# home made tire chains



## nwcove (Mar 2, 2015)

anyone make their own tire chains without buying anything more than a length of chain ?


----------



## AL- (Oct 27, 2014)

I have an old chain making hand tool. I also used some heavy tempered straight wire that I had, to make the links that attach the cross pieces to the chains that go around the side walls. The shorter cross pieces where twisted link. The other were straight Slow job.


----------



## micah68kj (Oct 8, 2011)

I haven't made any for a snowblower but I have made sets for my Troy Bilt Horse® tillers.
If you have a level surface and any decent quality blowers you really shouldn't need chains.


----------



## Kiss4aFrog (Nov 3, 2013)

I think in most cases you don't need chains and on older blowers it's better to get newer tires than add chains. It's sooooooooo much smoother using a blower with good tires and no chains rattling your arms and shoulders.

It's also handy buying chains (any size) anytime you run across them really cheap like a garage sale or . . . as you can use them to make any size you want.

But please, no duct tape !!


----------



## micah68kj (Oct 8, 2011)

Kiss4aFrog said:


> It's also handy buying chains (any size) anytime you run across them really cheap like a garage sale or . . . as you can use them to make any size you want.


I JUST bought a brand new set of v-bar chains that will probably fit my Snapper RER or I may cut them down for one of my Troy Bilt tillers. ..... Or I might just sell 'em for a little profit. Bought them for five bucks.


----------



## E350 (Apr 21, 2015)

I have this tool, but have never used it to its true capabilities:








I have been a repeat customer of tirechain.com and regard them highly.


----------



## micah68kj (Oct 8, 2011)

I use a big bolt/chain/lock cutter, a Weed® tire chain tool, and a vise. Have cut and made several sets of varying types of chains.


----------



## GustoGuy (Nov 19, 2012)

Kiss4aFrog said:


> I think in most cases you don't need chains and on older blowers it's better to get newer tires than add chains. It's sooooooooo much smoother using a blower with good tires and no chains rattling your arms and shoulders.
> 
> It's also handy buying chains (any size) anytime you run across them really cheap like a garage sale or . . . as you can use them to make any size you want.
> 
> But please, no duct tape !!


yes. Get a set of X track tires and you will not need chains.

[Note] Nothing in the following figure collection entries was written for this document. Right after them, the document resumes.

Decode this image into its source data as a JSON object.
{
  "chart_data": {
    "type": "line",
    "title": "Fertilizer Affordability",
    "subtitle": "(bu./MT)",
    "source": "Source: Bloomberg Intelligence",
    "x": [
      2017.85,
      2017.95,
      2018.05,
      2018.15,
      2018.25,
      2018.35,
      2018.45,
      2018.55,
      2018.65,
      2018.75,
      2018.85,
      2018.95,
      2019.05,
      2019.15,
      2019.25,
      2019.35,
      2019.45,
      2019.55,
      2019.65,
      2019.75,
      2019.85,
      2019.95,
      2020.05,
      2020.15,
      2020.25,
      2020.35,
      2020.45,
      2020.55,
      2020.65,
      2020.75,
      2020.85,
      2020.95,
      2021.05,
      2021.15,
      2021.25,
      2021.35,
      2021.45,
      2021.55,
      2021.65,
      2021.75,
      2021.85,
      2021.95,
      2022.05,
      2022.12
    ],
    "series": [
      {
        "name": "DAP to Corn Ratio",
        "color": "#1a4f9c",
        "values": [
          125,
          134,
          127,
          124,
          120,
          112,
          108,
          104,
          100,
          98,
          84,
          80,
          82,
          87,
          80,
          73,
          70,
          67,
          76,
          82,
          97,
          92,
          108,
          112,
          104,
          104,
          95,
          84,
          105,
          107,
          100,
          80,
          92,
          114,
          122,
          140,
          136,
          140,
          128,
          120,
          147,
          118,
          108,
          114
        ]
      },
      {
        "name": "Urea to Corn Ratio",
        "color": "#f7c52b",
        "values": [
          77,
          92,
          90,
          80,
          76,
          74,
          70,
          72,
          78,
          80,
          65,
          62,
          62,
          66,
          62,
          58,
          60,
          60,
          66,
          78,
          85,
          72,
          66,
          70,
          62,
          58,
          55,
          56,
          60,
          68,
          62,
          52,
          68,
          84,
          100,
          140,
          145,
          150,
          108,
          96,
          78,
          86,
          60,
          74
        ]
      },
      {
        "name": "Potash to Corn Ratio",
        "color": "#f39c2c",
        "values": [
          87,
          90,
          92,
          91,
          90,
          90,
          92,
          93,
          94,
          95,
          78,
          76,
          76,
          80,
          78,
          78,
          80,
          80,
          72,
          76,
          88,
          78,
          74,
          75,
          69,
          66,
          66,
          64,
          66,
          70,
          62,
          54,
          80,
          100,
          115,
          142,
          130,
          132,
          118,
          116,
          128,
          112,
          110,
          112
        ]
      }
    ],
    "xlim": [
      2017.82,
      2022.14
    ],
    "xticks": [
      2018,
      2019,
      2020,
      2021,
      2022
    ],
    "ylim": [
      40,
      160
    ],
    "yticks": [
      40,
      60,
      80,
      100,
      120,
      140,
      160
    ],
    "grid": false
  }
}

They have the most aggressive tread of any tire made for a snow blower. Even Snow Hogs are good not as aggressive as the X track however


----------



## micah68kj (Oct 8, 2011)

Been moving snow around with a blower for over 20 years and have never needed chains. All level ground though. But even EOD stuff, if you move slowly enough you shouldn't need chains. If you're spinning wheels your moving too fast for your blower. I've used blowers with the old solid ag tread, sno hogs, turf tread and never had problems.


----------